Im Landkreis Goslar raste ein Autofahrer 39 Mal in Radarfallen. Seine Spezialität: Er schraubt sein vorderes Nummernschild ab und klappte die Sonnenblende runter. Erst nach einer monatelangen Großfahndung konnte die Polizei ihn überführen. Ausgerechnet der Gesetzgeber, der doch sonst so die Verkehrssicherheit im Blick hat, fördert künftig solche notorischen Raser. Möglich macht es die Reform des Verkehrszentralregisters. An der hat die Bundesregierung jahrelang herumgedoktert. Ergebnis: Das Verkehrszentralregister heißt jetzt Fahreignungsregister (FAER), das Punktekonto wurde reformiert. Ordnungswidrigkeiten werden dort nur noch eingetragen, wenn sie die Verkehrssicherheit betreffen und mit mindestens 60 Euro Verwarnungsgeld (bis dahin 40 €) oder einem Fahrverbot belegt sind.

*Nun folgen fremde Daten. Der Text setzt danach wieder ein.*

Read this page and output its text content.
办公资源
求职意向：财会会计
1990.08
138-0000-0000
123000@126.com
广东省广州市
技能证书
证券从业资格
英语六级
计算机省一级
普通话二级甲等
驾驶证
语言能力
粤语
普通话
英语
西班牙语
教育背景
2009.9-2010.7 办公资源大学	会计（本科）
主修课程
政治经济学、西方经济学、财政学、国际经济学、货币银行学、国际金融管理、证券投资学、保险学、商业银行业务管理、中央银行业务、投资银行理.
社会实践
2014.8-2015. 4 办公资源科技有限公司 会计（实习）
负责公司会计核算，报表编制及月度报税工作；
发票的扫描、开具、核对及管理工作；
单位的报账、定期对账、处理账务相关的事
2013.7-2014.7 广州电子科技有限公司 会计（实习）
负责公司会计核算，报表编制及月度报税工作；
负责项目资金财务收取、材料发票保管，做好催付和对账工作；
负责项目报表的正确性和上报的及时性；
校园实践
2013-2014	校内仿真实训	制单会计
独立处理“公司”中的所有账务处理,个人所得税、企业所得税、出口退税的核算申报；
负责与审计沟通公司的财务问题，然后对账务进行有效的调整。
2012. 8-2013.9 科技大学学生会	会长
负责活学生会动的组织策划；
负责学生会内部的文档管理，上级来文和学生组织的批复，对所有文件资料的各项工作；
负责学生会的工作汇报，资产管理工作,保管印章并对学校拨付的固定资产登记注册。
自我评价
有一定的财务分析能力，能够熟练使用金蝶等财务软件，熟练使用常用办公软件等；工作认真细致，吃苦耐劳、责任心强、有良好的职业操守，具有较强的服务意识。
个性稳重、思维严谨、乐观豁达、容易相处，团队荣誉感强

Genau diese Lücke nutzen Raser mit dem Nummernschildtrick aus. Sogenannte Mehrfachtäter, statistisch gesehen männlich, mit PS-starkem Pkw, viel unterwegs und sich selbst als überdurchschnittlich gute Autofahrer einschätzend, stehen oft mit ihrem Punktekonto vor dem Führerscheinentzug. Sie schrauben vermehrt das vordere Nummernschild ab und hoffen dann, auf einem Blitzerfoto nicht identifizierbar zu sein. Vor der Reform hätten sie für „Fahren ohne Nummernschild“ einen Punkt in Flensburg bekommen, seit Mai kostet das Vergehen nur noch 60 €. Begründung des Gesetzgebers: es mangele solchen Fahrern zwar an Rechtstreue, die Verkehrssicherheit gefährden sie aber nicht.

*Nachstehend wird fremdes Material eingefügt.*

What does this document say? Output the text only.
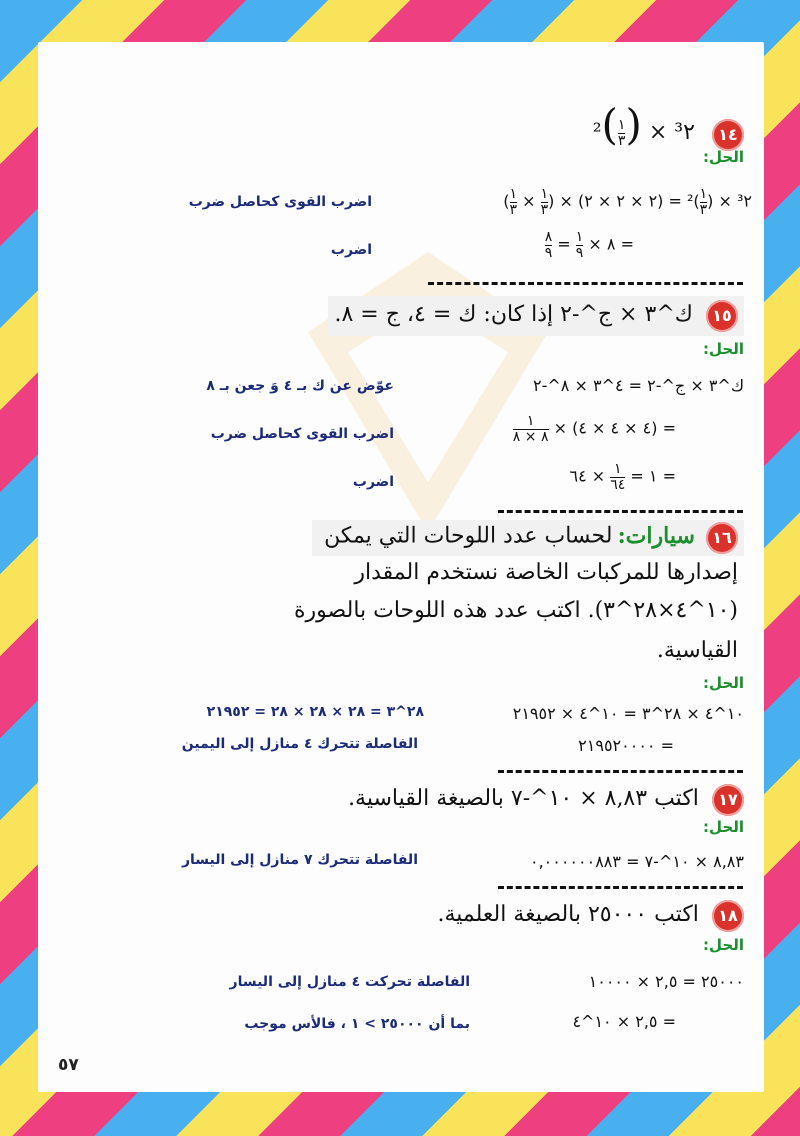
١٤ $^2( \frac{١}{٣}$ ) × ³٢
الحل:
( $\frac{١}{٣} \times \frac{١}{٣}$ ) × (٢ × ٢ × ٢) = $^2( \frac{١}{٣}$ ) × ³٢
اضرب القوى كحاصل ضرب
$\frac{٨}{٩} = \frac{١}{٩}$ × ٨ =
اضرب
١٥ ك^٣ × ج^-٢ إذا كان: ك = ٤، ج = ٨.
الحل:
ك^٣ × ج^-٢ = ٤^٣ × ٨^-٢
عوّض عن ك بـ ٤ وَ جعن بـ ٨
$\frac{١}{٨ \times ٨}$ × (٤ × ٤ × ٤) =
اضرب القوى كحاصل ضرب
١ =
$\frac{١}{٦٤}$
× ٦٤ =
اضرب
١٦ سيارات: لحساب عدد اللوحات التي يمكن
إصدارها للمركبات الخاصة نستخدم المقدار
(١٠^٤×٢٨^٣). اكتب عدد هذه اللوحات بالصورة
القياسية.
الحل:
١٠^٤ × ٢٨^٣ = ١٠^٤ × ٢١٩٥٢
٢٨^٣ = ٢٨ × ٢٨ × ٢٨ = ٢١٩٥٢
= ٢١٩٥٢٠٠٠٠
الفاصلة تتحرك ٤ منازل إلى اليمين
١٧ اكتب ٨,٨٣ × ١٠^-٧ بالصيغة القياسية.
الحل:
٨,٨٣ × ١٠^-٧ = ٠,٠٠٠٠٠٠٨٨٣
الفاصلة تتحرك ٧ منازل إلى اليسار
١٨ اكتب ٢٥٠٠٠ بالصيغة العلمية.
الحل:
٢٥٠٠٠ = ٢,٥ × ١٠٠٠٠
الفاصلة تحركت ٤ منازل إلى اليسار
= ٢,٥ × ١٠^٤
بما أن ٢٥٠٠٠ > ١ ، فالأس موجب
٥٧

„Der Katalog ist ganz missraten. Da ist bei der Punktevergabe willkürlich rumgepfuscht worden“, meinen Verkehrsjuristen und Politiker. Selbst Autofahrer, die ihr Kennzeichen „verdecken“, werden nicht mehr eingetragen. „Wenn Sie Ihr Kennzeichen beschmieren, so dass es nicht lesbar ist, können Sie rasen wie der Teufel,“ kritisiert auch Winfried Hermann, Verkehrsminister in Baden-Württemberg im Bundesrat, „dies ist eine Regelung, die Beihilfe zur Vertuschung einer Straftat leistet.“ Einst führten Straftaten „im Zusammenhang mit dem Straßenverkehr“ automatisch zu Punkten, künftig nur noch dann, wenn Fahrverbot oder Führerscheinentzug mit ausgesprochen wird.
Einen Freibrief haben Raser ohne Nummernschild aber nicht. ADAC-Verkehrsjurist Markus Schäpe warnt: “Ähnlich wie bei illegalen Straßenrennen droht solchen Autofahrern die Anordnung einer Medizinisch-Psychologischen Untersuchung, wenn die Ordnungswidrigkeit schwerwiegend ist und Zweifel an der Fahreignung zulässt”. Wie viele Autofahrer von solch einem Idiotentest bedroht sind, weiß niemand. „Es sind Einzelfälle, die sich aber quer durch Deutschland ziehen,“ heißt es bei der Polizeiinspektion in Goslar.